Sunday 3 September 2006

NAY-chur

Originally published 8/25/06 Mississippi Weekender

I love critters.

My dictionary of critters is almost all mammals, which definitely includes my husband, dog and kitten. Critters are not birds, spiders, or crickets, nor or they anything creepy-crawly, except for snakes. Snakes somehow fit into my critter kingdom. Critters are furry, possibly rodent-y, and will most likely eat something you don’t want them to (gardens and garbage), appear where you least expect them (snake slithering over your toes as you step outside) or take up habitation in a most undesirable place (your house, car or spare bedroom or office chair searching porn on the internet).

Now before you think that I’m some California chick that knows nothing about critter life, let me assure you that I am qualified to discuss this subject. I have camped, hiked, and prayed that a grizzly wouldn’t eat me as it sniffed me from the opposite side of a thin wall in a ghost town where I was camping. I’ve been close enough to tell you that grizzlies smell like garbage, sewer and wet dog all at the same time. But that’s a story for another day. Leave the grizzly experiences for the unfortunate, or, if you find yourself in a grizzly critter situation, pray that you run faster than your companions.

Critter life in Lanark County is fascinating no matter where I go. There’s my friend Roxane, who told me of the battle of the bats in her belfry…oh, I mean her attic, house, family room. The bats almost made her move out, but she got smart, raised the rent, called an expert and sent the bats packing. At least she had the mosquitoes in her living room conquered. But now she has this strange aversion to sunlight…update – two or three bats refuse to move out, and the – ahem, bat-man is a friend of the critters and refuses to help them rid their house of the vampireous critters, even though they’ve paid him about a thousand bucks to do just that….get rid of them…gotta love the critters.

Then there’s Jennifer, a dear friend who has taught me that nature is really na-chur, and even if you stretch a dead snake (that met its demise in her lawnmower) between two sticks to show your children the wonders of decomposition and critter dining habits, this na-chur thing should be appreciated. And she’s right. She points at every butterfly, goose and loon that passes near us, no matter where we are. Look! Na-chur! It’s one of the things that makes Jen, well – Jen, but in the adorably unaffected way she says it, I kind of see na-chur a little differently as well.
Where else can a person drive down a busy highway only to stop and let a mama bear and her two cubs cross?
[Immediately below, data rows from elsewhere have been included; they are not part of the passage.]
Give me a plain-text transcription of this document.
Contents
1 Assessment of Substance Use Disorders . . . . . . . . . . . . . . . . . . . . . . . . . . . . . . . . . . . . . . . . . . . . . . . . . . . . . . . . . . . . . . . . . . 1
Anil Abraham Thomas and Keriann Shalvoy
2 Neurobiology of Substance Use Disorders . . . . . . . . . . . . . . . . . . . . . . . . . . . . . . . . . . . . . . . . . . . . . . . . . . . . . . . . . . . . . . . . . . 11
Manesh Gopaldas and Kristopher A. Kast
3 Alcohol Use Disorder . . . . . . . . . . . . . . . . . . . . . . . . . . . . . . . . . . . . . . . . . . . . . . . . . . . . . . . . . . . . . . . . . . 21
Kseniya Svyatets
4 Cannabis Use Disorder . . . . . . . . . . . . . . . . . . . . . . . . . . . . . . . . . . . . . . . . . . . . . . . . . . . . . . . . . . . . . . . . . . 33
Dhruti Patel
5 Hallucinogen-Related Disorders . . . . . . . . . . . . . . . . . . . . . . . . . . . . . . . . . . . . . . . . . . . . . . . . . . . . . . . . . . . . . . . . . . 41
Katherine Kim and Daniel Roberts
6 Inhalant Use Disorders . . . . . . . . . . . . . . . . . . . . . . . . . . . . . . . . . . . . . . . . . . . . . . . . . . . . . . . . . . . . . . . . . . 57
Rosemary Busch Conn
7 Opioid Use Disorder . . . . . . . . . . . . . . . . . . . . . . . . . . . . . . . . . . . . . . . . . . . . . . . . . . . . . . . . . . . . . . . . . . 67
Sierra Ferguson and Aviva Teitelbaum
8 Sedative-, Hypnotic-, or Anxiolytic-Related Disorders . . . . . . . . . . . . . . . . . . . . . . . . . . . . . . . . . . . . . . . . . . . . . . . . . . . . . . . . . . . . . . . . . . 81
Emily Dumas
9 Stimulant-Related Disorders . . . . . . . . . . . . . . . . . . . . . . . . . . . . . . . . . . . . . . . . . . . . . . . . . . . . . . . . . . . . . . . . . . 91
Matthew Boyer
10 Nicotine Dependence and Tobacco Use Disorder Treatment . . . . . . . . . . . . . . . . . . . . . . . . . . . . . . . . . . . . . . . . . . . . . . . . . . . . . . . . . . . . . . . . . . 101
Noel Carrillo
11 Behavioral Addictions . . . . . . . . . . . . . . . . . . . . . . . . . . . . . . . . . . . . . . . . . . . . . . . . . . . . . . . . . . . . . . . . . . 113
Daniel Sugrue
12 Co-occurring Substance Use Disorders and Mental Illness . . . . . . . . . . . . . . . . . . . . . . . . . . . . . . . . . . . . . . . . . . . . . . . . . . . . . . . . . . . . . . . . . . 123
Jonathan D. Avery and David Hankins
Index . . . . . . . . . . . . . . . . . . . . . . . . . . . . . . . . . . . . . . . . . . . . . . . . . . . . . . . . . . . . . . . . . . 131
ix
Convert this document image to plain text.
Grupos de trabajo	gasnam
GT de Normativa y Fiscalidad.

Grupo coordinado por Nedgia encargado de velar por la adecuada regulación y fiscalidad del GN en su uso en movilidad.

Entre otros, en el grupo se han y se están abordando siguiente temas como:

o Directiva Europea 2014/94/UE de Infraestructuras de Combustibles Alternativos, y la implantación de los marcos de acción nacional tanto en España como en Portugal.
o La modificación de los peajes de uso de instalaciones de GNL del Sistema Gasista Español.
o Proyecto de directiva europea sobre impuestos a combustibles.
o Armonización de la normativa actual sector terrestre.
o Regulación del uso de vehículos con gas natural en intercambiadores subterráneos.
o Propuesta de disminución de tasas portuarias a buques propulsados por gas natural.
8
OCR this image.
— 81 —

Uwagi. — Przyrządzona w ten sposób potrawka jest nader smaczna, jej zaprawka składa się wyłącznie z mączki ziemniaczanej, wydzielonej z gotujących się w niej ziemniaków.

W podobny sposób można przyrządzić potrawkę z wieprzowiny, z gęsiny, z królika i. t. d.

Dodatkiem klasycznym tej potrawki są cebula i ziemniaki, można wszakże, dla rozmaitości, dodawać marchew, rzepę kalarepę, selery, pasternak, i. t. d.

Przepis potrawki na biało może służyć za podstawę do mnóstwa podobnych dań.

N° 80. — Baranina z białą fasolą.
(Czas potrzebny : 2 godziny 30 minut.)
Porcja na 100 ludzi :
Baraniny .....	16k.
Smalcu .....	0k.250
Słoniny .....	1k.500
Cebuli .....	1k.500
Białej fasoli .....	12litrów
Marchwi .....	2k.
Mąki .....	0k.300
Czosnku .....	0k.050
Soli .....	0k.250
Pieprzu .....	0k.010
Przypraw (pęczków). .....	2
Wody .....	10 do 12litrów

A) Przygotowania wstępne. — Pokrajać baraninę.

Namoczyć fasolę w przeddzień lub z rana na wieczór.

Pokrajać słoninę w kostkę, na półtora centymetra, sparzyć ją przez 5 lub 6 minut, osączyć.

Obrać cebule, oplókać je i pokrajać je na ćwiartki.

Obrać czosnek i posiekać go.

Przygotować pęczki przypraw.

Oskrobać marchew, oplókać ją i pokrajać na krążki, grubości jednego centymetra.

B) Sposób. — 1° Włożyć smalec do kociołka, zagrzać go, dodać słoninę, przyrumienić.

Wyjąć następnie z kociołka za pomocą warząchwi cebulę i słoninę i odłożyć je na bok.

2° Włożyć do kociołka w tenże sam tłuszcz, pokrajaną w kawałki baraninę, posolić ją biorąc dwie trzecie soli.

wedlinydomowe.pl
Where else does a wolf take up winter residence across the road from your house, making you wonder if you should take a silver bullet with you when you take the dog out for his constitutional, and yet make you hope you get to see him, just a glimpse, before running like a frightened sissy back into the safety of your house? And where else can you watch the deer eat your crab apples, or drive by and honk at a grazing moose?

I’m sure that others will say that they have better critter life where they live. But the truth is, from where I’ve lived, Lanark County has the best critters, even if they do haunt our belfries, make messes, provide nasty dining extravaganzas for other critters and way too often get in the way of our vehicles. We should feel honoured that they want to hang out with us at all.

And before you get mad at the next critter that tips your garbage cans, remember this. We're moving in to their land, they aren't moving in to ours.